If we continue to pollute the planet at our current rate, terrible consequences will follow. The evidence is there. But our leaders cannot find the will to do anything about it.
No wonder the scientists are frustrated. At a meeting in Copenhagen last week, leading researchers called explicitly for more government action, breaking the taboo that has traditionally held scientific inquiry above the political fray.
The purpose of the conference was to gather the latest data and present it to political leaders who will meet at the end of the year, also in Copenhagen. That summit is meant to begin negotiation on a successor treaty to Kyoto - the 1997 UN agreement that first obliged industrialised countries to cut greenhouse gas emissions.
Even by the standards of international diplomacy this is slow progress. It makes a sorry comparison with the urgency that world leaders have summoned in response to global financial meltdown and with the vast sums of money that were quickly pledged to bail out broken banks and car industries. The threat of climate meltdown, of broken ecosystems, is by any measure greater. Who will bail out the planet?
The picture that came out of Copenhagen was bleak: oceans rising faster than expected, and turning more acidic; rain forests disappearing and ice sheets retreating faster too. The worst case scenarios envisaged even two years ago now look optimistic. And while the news was widely reported, it was also treated in much of the media as somehow mundane - just another prognostication from the green doom-mongers.
We risk being numbed by the scale of the crisis, and by the grim inevitability with which it is sometimes portrayed. If the world is falling apart, and even our simplest shopping habits are part of the problem, what hope is there of change? And what if it is already too late? Pessimism soon becomes defeatism.
But not everyone is pessimistic. The Copenhagen meeting ended on an unusually upbeat note from conference organiser Professor Katherine Richardson: "I have great faith in humans and their ability to regulate their relationship with this planet."

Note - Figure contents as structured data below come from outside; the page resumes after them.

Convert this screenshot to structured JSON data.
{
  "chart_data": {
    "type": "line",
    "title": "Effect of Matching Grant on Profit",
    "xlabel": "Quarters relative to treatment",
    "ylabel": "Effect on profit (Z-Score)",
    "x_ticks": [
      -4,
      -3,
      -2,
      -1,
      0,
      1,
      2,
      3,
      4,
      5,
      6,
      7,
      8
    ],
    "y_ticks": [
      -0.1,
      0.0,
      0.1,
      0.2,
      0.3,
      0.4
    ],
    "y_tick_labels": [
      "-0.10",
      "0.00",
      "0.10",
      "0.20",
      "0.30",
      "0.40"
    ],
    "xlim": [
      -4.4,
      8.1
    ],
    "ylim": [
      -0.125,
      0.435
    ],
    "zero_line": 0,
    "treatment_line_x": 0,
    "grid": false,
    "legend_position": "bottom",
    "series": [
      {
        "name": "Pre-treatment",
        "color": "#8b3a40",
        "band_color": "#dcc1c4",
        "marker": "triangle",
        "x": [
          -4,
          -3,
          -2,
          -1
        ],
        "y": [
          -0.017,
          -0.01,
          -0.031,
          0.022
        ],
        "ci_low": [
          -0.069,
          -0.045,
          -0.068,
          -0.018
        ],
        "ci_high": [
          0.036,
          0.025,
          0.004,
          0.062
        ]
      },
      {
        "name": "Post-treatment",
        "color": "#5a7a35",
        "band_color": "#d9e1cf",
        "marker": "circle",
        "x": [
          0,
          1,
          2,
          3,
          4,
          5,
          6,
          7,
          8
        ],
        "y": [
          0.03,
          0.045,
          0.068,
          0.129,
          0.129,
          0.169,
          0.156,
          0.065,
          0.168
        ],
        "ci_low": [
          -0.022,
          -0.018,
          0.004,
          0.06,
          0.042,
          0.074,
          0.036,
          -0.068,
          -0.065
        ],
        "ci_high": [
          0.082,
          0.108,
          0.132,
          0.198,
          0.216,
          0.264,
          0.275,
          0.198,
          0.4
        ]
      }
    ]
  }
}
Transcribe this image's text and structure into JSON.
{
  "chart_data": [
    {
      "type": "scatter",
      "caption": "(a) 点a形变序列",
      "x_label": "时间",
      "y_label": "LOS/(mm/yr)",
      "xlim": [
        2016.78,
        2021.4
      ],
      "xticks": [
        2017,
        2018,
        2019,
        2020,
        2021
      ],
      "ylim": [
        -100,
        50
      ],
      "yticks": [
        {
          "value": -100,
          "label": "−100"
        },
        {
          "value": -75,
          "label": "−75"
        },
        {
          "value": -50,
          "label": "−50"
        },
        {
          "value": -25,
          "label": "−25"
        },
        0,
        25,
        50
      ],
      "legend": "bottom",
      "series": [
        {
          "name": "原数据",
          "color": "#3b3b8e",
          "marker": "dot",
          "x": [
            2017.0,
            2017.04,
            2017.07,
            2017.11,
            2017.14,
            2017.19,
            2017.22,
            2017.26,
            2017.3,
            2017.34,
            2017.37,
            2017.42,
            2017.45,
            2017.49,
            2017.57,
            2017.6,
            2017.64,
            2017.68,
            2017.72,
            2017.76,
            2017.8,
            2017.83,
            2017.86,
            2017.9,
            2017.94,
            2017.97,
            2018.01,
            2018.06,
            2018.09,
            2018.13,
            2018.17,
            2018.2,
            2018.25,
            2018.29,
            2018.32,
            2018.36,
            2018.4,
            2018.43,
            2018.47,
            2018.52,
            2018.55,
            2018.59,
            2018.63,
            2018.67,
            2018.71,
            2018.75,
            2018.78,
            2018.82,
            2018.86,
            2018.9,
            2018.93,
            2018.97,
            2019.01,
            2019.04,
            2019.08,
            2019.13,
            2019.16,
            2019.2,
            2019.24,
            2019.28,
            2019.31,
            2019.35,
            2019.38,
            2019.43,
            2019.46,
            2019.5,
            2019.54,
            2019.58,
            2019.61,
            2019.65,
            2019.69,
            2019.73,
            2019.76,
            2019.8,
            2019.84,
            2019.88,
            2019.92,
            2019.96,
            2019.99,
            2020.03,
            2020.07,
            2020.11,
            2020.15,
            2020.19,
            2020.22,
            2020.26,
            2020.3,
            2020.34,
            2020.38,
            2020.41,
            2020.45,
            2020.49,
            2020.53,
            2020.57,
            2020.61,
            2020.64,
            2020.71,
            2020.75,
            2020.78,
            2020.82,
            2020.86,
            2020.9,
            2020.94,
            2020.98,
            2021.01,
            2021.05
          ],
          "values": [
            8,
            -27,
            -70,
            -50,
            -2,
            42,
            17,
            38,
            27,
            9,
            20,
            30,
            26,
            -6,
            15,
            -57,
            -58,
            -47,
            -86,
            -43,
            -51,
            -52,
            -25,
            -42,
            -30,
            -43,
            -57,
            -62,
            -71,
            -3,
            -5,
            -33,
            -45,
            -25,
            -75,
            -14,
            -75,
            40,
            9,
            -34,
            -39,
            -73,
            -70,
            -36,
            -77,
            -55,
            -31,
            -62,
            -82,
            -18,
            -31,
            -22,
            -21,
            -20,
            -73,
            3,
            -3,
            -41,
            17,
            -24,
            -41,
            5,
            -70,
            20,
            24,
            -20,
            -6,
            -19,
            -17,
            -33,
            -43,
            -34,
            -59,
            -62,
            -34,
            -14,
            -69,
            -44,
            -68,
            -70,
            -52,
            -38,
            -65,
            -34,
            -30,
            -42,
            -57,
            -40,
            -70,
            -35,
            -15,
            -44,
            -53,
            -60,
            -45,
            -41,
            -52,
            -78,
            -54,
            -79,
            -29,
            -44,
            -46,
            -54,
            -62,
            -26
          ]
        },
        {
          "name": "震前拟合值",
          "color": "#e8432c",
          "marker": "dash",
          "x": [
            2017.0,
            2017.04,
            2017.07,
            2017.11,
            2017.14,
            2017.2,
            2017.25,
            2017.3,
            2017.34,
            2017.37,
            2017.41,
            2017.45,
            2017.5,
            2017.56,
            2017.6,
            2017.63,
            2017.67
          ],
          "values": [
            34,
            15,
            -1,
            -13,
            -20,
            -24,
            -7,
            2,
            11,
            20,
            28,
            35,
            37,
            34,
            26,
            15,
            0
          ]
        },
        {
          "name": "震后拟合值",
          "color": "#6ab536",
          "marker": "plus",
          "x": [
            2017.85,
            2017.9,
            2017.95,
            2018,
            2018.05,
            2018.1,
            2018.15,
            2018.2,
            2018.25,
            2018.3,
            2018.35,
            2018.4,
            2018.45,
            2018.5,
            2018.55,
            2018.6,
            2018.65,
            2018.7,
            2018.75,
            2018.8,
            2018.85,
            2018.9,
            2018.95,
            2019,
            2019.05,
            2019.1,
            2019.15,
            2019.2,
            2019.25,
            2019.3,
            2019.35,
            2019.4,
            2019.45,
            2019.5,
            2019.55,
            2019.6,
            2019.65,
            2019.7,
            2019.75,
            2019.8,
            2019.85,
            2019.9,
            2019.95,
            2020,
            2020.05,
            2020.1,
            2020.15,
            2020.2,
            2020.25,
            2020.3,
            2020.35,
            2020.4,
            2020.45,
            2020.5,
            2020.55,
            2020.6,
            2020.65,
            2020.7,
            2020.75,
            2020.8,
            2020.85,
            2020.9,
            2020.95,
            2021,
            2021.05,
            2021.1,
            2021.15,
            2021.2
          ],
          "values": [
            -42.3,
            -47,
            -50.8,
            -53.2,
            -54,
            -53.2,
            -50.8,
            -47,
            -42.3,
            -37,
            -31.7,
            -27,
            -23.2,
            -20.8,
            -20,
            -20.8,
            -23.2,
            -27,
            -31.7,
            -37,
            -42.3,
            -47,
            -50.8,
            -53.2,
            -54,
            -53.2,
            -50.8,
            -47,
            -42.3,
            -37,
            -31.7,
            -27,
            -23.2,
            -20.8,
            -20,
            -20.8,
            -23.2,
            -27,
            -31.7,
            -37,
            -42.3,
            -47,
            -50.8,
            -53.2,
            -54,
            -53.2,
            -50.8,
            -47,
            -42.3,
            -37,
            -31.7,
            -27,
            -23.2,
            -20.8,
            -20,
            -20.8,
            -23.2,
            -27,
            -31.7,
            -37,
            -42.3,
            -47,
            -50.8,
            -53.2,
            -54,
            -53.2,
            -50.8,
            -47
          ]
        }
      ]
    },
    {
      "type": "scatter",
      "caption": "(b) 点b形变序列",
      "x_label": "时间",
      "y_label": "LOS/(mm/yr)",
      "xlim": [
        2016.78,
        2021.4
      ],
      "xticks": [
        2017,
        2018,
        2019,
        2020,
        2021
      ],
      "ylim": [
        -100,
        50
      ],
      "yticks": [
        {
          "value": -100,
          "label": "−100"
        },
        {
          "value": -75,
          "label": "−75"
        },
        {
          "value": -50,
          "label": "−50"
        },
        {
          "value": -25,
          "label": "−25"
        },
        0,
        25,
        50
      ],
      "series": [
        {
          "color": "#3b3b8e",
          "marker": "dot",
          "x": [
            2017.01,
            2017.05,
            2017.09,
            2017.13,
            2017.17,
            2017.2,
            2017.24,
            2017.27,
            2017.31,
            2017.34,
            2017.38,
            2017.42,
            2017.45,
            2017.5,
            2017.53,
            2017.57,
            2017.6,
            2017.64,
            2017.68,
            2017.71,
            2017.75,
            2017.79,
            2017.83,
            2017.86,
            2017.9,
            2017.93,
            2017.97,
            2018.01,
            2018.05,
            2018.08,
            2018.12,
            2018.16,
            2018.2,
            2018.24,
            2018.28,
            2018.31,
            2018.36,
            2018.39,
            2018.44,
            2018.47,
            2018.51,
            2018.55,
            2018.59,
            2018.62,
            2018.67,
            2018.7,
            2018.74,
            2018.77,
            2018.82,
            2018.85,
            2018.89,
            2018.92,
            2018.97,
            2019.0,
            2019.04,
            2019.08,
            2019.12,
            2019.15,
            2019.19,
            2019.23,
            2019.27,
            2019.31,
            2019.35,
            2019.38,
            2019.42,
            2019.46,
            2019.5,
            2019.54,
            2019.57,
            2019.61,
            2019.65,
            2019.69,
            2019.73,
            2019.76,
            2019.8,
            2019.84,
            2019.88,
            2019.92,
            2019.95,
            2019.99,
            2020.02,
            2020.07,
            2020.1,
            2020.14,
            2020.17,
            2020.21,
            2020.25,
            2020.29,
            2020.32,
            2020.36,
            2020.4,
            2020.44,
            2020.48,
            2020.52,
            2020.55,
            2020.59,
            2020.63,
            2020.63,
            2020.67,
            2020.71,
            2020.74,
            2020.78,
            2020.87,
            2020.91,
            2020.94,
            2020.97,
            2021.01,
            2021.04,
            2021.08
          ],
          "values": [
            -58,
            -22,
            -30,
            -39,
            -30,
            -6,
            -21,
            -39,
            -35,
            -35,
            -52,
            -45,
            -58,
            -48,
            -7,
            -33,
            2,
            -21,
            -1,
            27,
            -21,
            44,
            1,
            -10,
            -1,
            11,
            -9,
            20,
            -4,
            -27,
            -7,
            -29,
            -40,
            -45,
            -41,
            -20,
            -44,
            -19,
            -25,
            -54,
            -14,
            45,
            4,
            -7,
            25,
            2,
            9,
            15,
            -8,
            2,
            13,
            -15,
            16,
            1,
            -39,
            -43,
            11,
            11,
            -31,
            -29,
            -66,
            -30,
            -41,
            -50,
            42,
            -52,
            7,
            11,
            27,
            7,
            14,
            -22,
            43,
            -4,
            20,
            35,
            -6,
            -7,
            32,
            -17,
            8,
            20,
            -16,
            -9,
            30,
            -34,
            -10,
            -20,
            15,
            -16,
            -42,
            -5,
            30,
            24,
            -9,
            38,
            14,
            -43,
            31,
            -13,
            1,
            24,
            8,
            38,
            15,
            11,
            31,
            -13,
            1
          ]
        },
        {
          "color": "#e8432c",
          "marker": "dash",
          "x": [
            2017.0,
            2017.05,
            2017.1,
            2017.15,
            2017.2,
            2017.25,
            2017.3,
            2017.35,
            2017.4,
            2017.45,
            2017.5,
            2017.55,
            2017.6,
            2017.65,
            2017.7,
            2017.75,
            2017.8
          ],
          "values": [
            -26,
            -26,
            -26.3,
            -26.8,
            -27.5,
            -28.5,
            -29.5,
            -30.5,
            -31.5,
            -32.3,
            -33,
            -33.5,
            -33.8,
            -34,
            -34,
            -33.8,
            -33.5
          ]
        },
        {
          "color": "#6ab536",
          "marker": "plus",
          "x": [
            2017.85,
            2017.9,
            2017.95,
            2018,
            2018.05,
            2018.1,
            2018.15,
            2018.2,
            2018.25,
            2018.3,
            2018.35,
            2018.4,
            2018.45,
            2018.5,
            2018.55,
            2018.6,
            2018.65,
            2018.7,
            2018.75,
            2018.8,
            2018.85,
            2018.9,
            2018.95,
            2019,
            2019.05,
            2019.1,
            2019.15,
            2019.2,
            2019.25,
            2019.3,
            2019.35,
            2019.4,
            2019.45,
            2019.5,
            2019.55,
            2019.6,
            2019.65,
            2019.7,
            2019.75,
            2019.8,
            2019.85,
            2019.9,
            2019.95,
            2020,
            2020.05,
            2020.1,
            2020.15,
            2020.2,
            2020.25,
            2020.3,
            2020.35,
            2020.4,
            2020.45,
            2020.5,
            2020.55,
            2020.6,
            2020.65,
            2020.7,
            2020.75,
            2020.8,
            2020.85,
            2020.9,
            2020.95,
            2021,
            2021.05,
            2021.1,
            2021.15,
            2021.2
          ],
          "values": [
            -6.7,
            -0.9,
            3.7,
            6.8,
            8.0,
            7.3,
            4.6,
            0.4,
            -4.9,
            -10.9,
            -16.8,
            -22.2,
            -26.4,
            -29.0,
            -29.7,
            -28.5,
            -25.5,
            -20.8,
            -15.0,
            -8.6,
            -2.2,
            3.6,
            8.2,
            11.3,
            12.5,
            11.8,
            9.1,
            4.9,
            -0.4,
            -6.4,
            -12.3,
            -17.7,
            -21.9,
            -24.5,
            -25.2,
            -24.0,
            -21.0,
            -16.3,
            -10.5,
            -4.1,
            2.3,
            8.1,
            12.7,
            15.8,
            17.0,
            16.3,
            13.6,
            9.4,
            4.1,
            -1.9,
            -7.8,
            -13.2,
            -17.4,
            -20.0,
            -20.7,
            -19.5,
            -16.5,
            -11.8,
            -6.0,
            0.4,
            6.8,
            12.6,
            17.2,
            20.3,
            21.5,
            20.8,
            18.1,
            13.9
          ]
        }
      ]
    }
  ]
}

That is a simple message that is not heard often enough. With the departure of George Bush from the White House, a significant political obstacle to action has gone. Unlike his predecessor, Barack Obama needs no convincing that global warming is real, and that substantial, prompt action is required.
In terms of commitments to green investment, Britain now lags well behind the US. There is a commonly held view in Westminster that, while voters profess to care about the environment, those concerns are trumped by fears over the economy, crime and immigration. That is true up to a point. But as the 2006 Stern report identified, the disastrous consequences of inaction on climate change vastly outweigh the cost of action. Any long-term policy for the economy, or for that matter on crime and migration, will have to take notice of the environment too.
But policy-making for the long term has fallen out of fashion. In fact, many of us fell out of the habit of long-term thinking during the heady consumer boom. That must now change.
The financial crisis has shattered the free-market orthodoxy that drove policy for a generation. We can now develop a new political philosophy, one that has the principles of environmental sustainability at its core - that presents the threat of climate change not as inevitable apocalypse, but as an opportunity.
There is an antidote to climate defeatism: it is the knowledge that the actions we take now to lead a greener life could boost employment and develop an economy less dependent on wasteful financial services; improve national security by making us less dependent on fossil fuels; and deliver us a better, healthier, happier lifestyle. It so happens they will also preserve the planet for future generations.